次に、企業とCPの間をインターナルマーケティング(internal marketing)といいます。インターナルマーケティングによって顧客との接点である従業員(CP)の満足度を向上させることも重要です。
更に、CPと顧客との間をインタラクティブマーケティング(interactive marketing)と分けて考える必要があります。
この3分野を擦り合わせながら、最適なサービスマネジメントをデザイン・実践していくことがこれからの課題となります。
4.共創サービスマネジメント
以上の考察から、サービスマネジメントの課題として、図のような複合したテーマがクローズアップされてきました。これらの課題に取り組むためには、顧客接点を中心として、関係する多様なステークホルダー間での共創が欠かせません。

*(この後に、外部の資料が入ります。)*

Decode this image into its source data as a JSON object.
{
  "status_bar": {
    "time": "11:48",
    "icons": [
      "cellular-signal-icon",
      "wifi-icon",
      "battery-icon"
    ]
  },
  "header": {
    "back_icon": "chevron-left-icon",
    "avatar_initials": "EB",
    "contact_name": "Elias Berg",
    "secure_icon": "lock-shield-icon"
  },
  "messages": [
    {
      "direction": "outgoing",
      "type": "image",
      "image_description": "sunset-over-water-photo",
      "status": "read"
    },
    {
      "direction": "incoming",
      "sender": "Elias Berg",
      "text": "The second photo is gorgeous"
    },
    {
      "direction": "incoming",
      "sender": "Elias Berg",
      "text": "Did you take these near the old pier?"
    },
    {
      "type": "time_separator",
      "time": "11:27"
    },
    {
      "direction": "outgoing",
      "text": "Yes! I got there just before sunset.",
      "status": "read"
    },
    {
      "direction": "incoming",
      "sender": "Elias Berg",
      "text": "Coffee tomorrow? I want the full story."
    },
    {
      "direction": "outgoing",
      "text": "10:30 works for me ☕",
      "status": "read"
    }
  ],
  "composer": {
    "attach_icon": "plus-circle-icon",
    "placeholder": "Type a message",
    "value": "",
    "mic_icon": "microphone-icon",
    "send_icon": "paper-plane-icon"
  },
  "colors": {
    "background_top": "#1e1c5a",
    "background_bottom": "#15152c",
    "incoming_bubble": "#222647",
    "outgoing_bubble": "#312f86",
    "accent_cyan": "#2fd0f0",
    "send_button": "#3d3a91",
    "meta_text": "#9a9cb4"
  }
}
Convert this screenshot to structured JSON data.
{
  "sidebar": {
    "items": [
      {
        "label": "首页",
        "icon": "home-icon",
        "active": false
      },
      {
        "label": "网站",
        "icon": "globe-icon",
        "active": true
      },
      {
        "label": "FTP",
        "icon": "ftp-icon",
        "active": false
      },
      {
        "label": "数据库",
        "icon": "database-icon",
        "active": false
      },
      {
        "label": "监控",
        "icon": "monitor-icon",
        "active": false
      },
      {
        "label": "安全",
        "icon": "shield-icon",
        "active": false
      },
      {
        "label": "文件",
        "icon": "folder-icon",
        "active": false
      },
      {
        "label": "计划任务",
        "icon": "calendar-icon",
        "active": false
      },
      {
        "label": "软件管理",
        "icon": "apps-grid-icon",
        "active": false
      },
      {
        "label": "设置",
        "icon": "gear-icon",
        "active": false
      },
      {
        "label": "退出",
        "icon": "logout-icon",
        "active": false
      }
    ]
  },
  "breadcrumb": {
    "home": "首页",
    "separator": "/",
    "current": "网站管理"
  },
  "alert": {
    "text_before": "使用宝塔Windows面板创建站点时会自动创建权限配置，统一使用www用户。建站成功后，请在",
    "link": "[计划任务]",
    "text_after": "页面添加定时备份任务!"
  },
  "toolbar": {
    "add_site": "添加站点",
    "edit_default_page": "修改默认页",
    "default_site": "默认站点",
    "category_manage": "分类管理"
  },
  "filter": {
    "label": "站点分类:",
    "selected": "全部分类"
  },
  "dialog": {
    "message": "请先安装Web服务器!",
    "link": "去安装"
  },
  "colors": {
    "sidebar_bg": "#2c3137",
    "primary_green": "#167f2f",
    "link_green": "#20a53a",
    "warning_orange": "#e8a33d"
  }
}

サービスは本質的に、顧客の参画なくしては成り立たないものです。顧客がサービスの生産と消費に同時に参画して、満足を生み出します。そこでは、リアルタイムでの双方向のコミュニケーションがライブとして行われることを意味します。従って、サービスとは顧客接点で、臨場感とリアリティを持った「行為、プロセス、パフォーマンスが共創される場」と考えることができます。そのためには、顧客との共創が可能になるようなマーケティング戦略を構築していく必要があります。そのような壮大なシナリオ描き、演出していくのがプロデューサー(演出家)としての経営者の役割です。その意味で、これからの経営者は「共創サービス」を演出するビジネスプロデューサーへと脱皮する必要があるのかも知れません。